Мне сделалось досадно и жалко. Бедный Прокоп! Глуп-глуп, а культурность свою очень тонко понимает. У меня, говорит, в деревне и домик есть, и палисадничек при нем, и посуда, и серебрецо, и постелька для приятеля… видно, что человек живет! А мужик что! Вон у нас на селе у крестьянского мальчишки тараканы нос выели, а у меня, брат, тараканы только на кухне есть! Милый, милый Прокоп! Как сейчас вижу, как он в залупском клубе, за ужином, завязавшись салфеткой, сидит: буженины кусок проглотит и слово скажет, еще кусок проглотит и еще слово скажет. И слова всё – такие мелкие: текут, плывут, бегут – не поймаешь! Ест, а сам одним глазком в соседнюю залу заглядывает, потому что там действительный статский советник Солитер с статским советником Глистом о чем-то по секрету совещаются, а титулярный советник Трихина так и юлит, так и кружит около них. «Дай срок, ужо от Трихины все выведаю!» – думает Прокоп, а что выведаю, зачем выведаю… бежит, течет, плывет!

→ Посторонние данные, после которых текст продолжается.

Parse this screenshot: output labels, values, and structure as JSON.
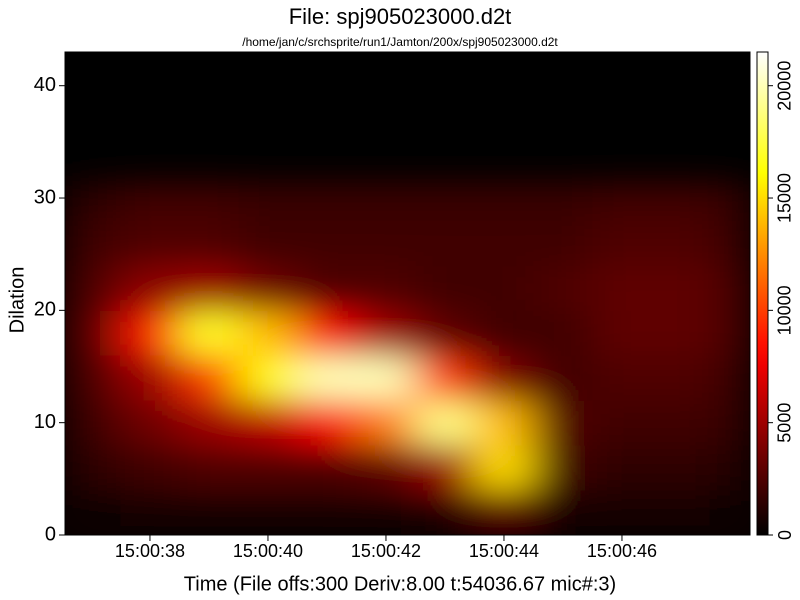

И так мне вдруг захотелось Прокопа увидеть, так захотелось на затылок его полюбоваться, что не успел я формулировать моего желанья, как в дверях раздался звонок, и Прокоп собственной персоной предстал передо мной.
Он был в культурном мундире и в культурных белых штанах. Лицо его, слегка напоминавшее морду красивейшего из мопсов, выражало сильное утомление; щеки одрябли, под глазами образовались темные круги, живот колыхался, ноги тряслись. Мне показалось даже, что он раздражен.
– Обогрей, ради Христа! – было его первое слово.
– Откуда, голубчик? поздравлял?
– Разумеется, поздравлял. Вот ты, так и день-то какой нынче, чай, позабыл?
– Ну, нет, брат, я и у заутрени был. А ты?
– Еще бы. Я еще третьего дня билет получил.
Прокоп сел против камина и протянул ноги чуть не в самый огонь.
– Да ты бы скинул с себя форму-то, – предложил я, – вместе бы позавтракали, вина бы… А какое у меня вино… по случаю! краденое!
– Это, брат, только хвастаются, что краденое, а попробуй – опивки какие-нибудь! Опивки краденые – вот это так. А ты вот что: завтракать я не буду, а ежели велишь рюмку водки подать – спасибо скажу.
– Отчего же бы не позавтракать?
– Нет, я на минуту, у меня еще двадцать местов впереди. Поважнее которые дома – у всех расписался уж, а прочие и подождут, невелики бары!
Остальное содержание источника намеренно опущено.